Guinée : les dessous du bras de fer entre Alpha Condé et l’opposition

Le 1er mars, les électeurs seront appelés à élire leurs nouveaux députés et, surtout, à valider la réforme constitutionnelle que leur soumet Alpha Condé. À moins qu’ils ne préfèrent suivre les consignes de boycott de l’opposition. Décryptage.

Le président guinéen, à Kankan, le 22 novembre 2019. © Présidence

Le président guinéen, à Kankan, le 22 novembre 2019. © Présidence

FRANCOIS-SOUDAN_2024

Publié le 17 février 2020 Lecture : 11 minutes.

Le compte à rebours vers l’une des consultations populaires les plus électriques de l’année en Afrique est désormais lancé. Le 1er mars, dans deux semaines, les électeurs guinéens seront appelés aux urnes pour un double scrutin, l’un ordinaire – les législatives – et l’autre extra­ordinaire – un référendum constitutionnel.

Si renouveler les membres d’une Assemblée nationale obsolète depuis des mois relève (presque) de la salubrité publique, approuver (ou rejeter) une nouvelle Loi fondamentale via un exercice de démocratie directe est beaucoup moins fréquent. Et beaucoup plus susceptible de faire naître des polémiques quand on soupçonne l’initiateur de ce référendum « par le haut » (comme disait Charles de Gaulle) d’intentions personnelles à peine dissimulées.

En temps normal, il suffirait à l’opposition de faire campagne pour le « non » et de l’emporter dans les urnes pour que ce dernier renonce. Débattre, voter : c’est à cela qu’Alpha Condé a tenté en vain d’inviter ses adversaires. Mais la défiance vis-à-vis d’un processus électoral qu’elle qualifie de « vicié » (à moins que ce ne soit le peu de confiance envers ses propres capacités à l’emporter dans les urnes) est telle que cette même opposition a décidé d’user de tous les moyens pour qu’aucun des deux scrutins du 1er mars n’ait lieu, ou qu’à tout le moins le taux de participation soit si faible qu’ils en perdent toute signification. Décryptage d’une épreuve de force à hauts risques.
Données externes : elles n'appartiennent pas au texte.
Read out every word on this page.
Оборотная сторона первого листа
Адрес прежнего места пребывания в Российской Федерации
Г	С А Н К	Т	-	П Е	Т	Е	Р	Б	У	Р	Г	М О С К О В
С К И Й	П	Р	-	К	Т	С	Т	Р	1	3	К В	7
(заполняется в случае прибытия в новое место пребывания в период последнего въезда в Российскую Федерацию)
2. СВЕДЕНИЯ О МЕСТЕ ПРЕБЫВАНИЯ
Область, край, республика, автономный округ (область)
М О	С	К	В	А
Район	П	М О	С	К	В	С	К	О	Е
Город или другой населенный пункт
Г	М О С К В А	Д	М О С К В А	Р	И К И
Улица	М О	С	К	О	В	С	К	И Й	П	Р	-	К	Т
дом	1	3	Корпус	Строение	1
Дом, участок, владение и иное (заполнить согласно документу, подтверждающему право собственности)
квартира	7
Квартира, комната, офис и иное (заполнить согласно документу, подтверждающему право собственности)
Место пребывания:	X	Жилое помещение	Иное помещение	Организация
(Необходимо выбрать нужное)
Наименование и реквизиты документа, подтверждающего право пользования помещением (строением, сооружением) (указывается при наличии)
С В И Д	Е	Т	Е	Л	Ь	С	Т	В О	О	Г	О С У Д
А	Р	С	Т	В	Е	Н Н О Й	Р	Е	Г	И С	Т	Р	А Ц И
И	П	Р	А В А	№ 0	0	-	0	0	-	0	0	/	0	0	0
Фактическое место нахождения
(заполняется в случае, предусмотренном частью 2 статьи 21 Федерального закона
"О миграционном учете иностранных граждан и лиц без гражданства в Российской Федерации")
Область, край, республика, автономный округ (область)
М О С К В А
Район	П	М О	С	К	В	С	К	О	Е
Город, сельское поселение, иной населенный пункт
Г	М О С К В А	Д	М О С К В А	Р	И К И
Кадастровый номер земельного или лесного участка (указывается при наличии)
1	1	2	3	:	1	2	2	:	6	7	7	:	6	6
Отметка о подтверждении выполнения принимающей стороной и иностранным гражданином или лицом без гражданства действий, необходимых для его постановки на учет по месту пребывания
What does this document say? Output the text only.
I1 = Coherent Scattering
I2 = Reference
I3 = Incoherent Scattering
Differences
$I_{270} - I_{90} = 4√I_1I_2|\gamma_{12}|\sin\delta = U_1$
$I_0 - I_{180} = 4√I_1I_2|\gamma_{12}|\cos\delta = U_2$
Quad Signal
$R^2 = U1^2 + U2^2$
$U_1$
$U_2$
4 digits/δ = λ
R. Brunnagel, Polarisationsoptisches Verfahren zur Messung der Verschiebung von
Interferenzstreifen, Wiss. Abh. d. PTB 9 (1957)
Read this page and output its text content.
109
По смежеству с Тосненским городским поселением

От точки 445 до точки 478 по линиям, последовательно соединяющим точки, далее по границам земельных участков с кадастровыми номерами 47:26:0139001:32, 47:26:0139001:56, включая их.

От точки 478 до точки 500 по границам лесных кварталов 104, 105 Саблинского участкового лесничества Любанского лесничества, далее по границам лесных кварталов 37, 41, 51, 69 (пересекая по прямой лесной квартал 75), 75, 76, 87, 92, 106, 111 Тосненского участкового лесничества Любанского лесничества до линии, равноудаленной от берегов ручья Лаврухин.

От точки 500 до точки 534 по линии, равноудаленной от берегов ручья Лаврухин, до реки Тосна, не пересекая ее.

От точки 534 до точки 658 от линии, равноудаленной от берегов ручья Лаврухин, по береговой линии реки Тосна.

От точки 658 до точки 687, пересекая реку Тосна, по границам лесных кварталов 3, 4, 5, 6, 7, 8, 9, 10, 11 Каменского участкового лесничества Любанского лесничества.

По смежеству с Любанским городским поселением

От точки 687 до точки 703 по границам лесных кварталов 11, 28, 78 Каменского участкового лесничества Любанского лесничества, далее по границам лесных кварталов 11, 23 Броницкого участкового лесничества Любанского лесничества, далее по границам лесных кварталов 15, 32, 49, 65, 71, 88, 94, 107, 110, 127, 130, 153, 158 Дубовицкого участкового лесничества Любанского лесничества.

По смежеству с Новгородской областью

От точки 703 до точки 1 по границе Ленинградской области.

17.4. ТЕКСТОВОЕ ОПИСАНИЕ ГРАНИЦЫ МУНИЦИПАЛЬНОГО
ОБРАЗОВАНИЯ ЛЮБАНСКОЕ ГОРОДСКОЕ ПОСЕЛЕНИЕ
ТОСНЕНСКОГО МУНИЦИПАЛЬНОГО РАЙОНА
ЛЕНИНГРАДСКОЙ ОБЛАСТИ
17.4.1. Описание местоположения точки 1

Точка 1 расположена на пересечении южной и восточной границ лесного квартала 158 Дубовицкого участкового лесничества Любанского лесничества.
• Quel enjeu pour les législatives ?

En état de prorogation exceptionnelle depuis un an, l’Assemblée nationale guinéenne se devait d’être renouvelée, ce que nul ne conteste. Les candidats présentés par une trentaine de partis politiques sont en lice pour les 114 sièges de députés dans le cadre d’un scrutin mixte (majoritaire pour le tiers d’entre eux, à la proportionnelle pour les autres), organisé par une Commission électorale nationale indépendante (Ceni) qui, jusqu’au retrait de l’opposition radicale fin 2019, était composée sur une base paritaire.

Outre la mouvance présidentielle du Rassemblement du peuple de Guinée (RPG)–Arc-en-ciel, participeront à l’élection du 1er mars des petits partis agrégés autour de personnalités issues pour la plupart des grandes formations et relevant de l’opposition modérée. Par rapport aux précédentes législatives de 2013, toute une série d’initiatives ont été prises pour améliorer la fiabilité du processus électoral (mise à jour du fichier, kits d’enrôlement biométriques, logiciel de lecture faciale permettant d’éliminer les mineurs frauduleusement inscrits, etc.), sous la houlette d’un opérateur technique slovaque recruté sur appel d’offres, Innovatrics.